Think Long released its utterly conventional recommendations with a burst of self-congratulation: “At a time when political leaders in both Sacramento and Washington seem hopelessly mired in gridlock, the committee has shown that difficult bipartisan compromise can be reached if politics is set aside and the public interest is put first.” These words might be more persuasive if Think Long weren’t composed of so many politicians who wielded power during the period when California’s budgetary problems became unmanageable. The committee’s members include former governor Gray Davis, bounced from office in the 2003 recall election; former assembly speakers Bob Hertzberg of Los Angeles and Willie Brown of San Francisco; and former state supreme court chief justice Ron George. Other advisors include former governor Arnold Schwarzenegger, current lieutenant governor Gavin Newsom, and Los Angeles mayor Antonio Villaraigosa. Most of these are poster children for what’s wrong with California; they are an unlikely group of saviors.
The report ignores the Golden State’s real problems: excessive government spending and dominance by public-sector unions and other special interests. The closest that Think Long comes to acknowledging them is three perfunctory paragraphs at the report’s end, which cite the pension crisis crushing municipal governments and offer this solution: “We recommend that the governor, legislature and local government officials make it the highest priority to work with public employee unions to find ways to address the long-term costs of pensions and the unfunded liabilities that have already been built up.” That’s as far as it goes.

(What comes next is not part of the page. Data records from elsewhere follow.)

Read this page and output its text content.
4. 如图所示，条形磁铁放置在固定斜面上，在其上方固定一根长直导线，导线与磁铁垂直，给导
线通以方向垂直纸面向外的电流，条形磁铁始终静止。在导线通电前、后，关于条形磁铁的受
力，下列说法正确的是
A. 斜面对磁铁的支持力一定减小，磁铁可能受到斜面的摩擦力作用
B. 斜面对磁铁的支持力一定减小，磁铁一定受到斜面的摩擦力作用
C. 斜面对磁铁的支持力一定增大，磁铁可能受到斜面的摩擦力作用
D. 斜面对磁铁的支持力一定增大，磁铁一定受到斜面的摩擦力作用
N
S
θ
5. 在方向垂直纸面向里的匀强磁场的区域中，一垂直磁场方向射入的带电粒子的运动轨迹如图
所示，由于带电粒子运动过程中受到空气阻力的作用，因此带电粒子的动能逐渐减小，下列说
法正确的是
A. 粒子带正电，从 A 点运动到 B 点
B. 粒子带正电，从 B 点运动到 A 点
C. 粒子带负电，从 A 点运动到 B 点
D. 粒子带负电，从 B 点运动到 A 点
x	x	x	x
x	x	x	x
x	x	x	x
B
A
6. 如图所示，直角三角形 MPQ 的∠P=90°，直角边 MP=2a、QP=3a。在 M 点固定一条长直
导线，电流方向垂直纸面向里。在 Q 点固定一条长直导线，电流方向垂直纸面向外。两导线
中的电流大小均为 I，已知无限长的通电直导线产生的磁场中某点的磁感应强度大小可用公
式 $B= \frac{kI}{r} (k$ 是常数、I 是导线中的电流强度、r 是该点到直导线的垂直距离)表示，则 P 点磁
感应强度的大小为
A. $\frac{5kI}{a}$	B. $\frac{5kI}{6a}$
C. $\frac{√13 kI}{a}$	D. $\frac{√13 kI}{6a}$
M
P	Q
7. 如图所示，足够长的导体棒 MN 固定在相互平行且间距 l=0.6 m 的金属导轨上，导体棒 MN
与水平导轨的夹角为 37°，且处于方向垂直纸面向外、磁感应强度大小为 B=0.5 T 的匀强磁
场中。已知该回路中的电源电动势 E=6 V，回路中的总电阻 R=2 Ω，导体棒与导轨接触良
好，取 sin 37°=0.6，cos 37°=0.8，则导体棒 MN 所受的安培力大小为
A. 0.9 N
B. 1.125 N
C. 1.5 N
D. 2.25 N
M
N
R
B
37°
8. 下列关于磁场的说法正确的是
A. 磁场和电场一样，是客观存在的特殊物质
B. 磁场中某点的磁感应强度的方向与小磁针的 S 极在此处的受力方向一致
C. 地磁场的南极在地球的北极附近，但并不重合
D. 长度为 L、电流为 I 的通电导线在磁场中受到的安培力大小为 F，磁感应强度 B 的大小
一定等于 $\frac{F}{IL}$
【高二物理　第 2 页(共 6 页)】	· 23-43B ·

Nothing in the report comes close to articulating major reforms that would help the state stretch its dollars. For instance, the nonpartisan Legislative Analyst’s Office recently reported that the cost of incarcerating inmates in California has more than doubled over the past decade, the result not only of court decisions regarding inmates’ health care but also of escalating compensation costs for correctional officers. A braver committee would have considered prison privatization or constraining the influence of the noxious California Correctional Peace Officers’ Association, which resists even modest reforms and holds outsize influence over both parties.
Even soft-pedaling, Think Long provoked the ire of the California Teachers Association. The CTA resents the committee’s proposal to junk Proposition 98—which directs 40 percent of the state’s budget to education from kindergarten through community college—even though the report goes on to propose an extra $5 billion for the schools from other sources.
Every would-be reformer knows that something is wrong with California’s budget and political process. But most have tended to be left of center and have offered ceremonial, symbolic reforms that don’t get to the heart of the state’s problems. Think Long is the latest example, and its “blueprint,” like the work of its many predecessors, is likely to be soon forgotten.